My sea bass ($30 and a menu standard) was likewise excellent. Again, it was a large portion and cooked absolutely perfectly: just done. The accompanying sauce was an unusual tomato “vinaigrette” studded with slivers of fresh tomato and only just acidic enough to grace what is after all a very rich, but still bland, white fish. Oven-roasted cauliflower and a spray of grilled green onions rounded out the presentation.
Other standard entrees range from lamb, pork and fish to chicken, each sauced or otherwise garnished with Southwestern flourishes, such as Anasazi-bean succotash (the lamb), a chile relleno (the pork) or charred-corn calabacitas (the grilled salmon).
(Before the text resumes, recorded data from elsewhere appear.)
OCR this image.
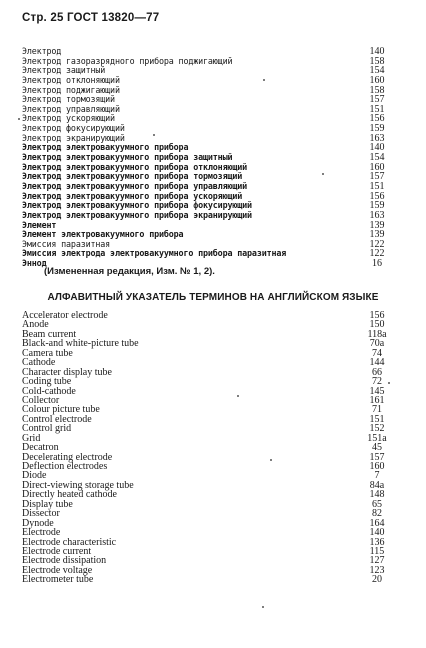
Стр. 25 ГОСТ 13820—77
Электрод	140
Электрод газоразрядного прибора поджигающий	158
Электрод защитный	154
Электрод отклоняющий	160
Электрод поджигающий	158
Электрод тормозящий	157
Электрод управляющий	151
Электрод ускоряющий	156
Электрод фокусирующий	159
Электрод экранирующий	163
Электрод электровакуумного прибора	140
Электрод электровакуумного прибора защитный	154
Электрод электровакуумного прибора отклоняющий	160
Электрод электровакуумного прибора тормозящий	157
Электрод электровакуумного прибора управляющий	151
Электрод электровакуумного прибора ускоряющий	156
Электрод электровакуумного прибора фокусирующий	159
Электрод электровакуумного прибора экранирующий	163
Элемент	139
Элемент электровакуумного прибора	139
Эмиссия паразитная	122
Эмиссия электрода электровакуумного прибора паразитная	122
Эннод	16
(Измененная редакция, Изм. № 1, 2).
АЛФАВИТНЫЙ УКАЗАТЕЛЬ ТЕРМИНОВ НА АНГЛИЙСКОМ ЯЗЫКЕ
Accelerator electrode	156
Anode	150
Beam current	118a
Black-and white-picture tube	70a
Camera tube	74
Cathode	144
Character display tube	66
Coding tube	72
Cold-cathode	145
Collector	161
Colour picture tube	71
Control electrode	151
Control grid	152
Grid	151a
Decatron	45
Decelerating electrode	157
Deflection electrodes	160
Diode	7
Direct-viewing storage tube	84a
Directly heated cathode	148
Display tube	65
Dissector	82
Dynode	164
Electrode	140
Electrode characteristic	136
Electrode current	115
Electrode dissipation	127
Electrode voltage	123
Electrometer tube	20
The dessert menu at the Old House is restrained, but equally well executed. We sampled the classics: crème brûlée ($8) and the bourbon bread pudding ($9). We were pleased with the unusual presentation of the crème in a flatter and larger plate than the standard ramekin for the simple reason that there was more surface area to accommodate that all-important burnt sugar crust. Genius!
The bread pudding was nicely flavored with bourbon and brown sugar. This humble dessert seems to be enjoying a new vogue – we’ve found it on menus all around town lately.
Somewhere long ago, I got the idea that it should be served with some kind of “sauce” – creme anglais, simple whipped cream, a Christmas-pudding hard sauce? Alas, that is almost never the case currently and I always end up slightly disappointed.
As we dined, several more parties trickled into the dining room (it was mid-week), and we appreciated the quiet and privacy the wide spacing of the Old House tables lent our dinner. The more intimate Agave bar adjacent attracted a reasonable pre-dinner crowd, drawn there no doubt by happy hour specials and a lighter (and less pricey) menu.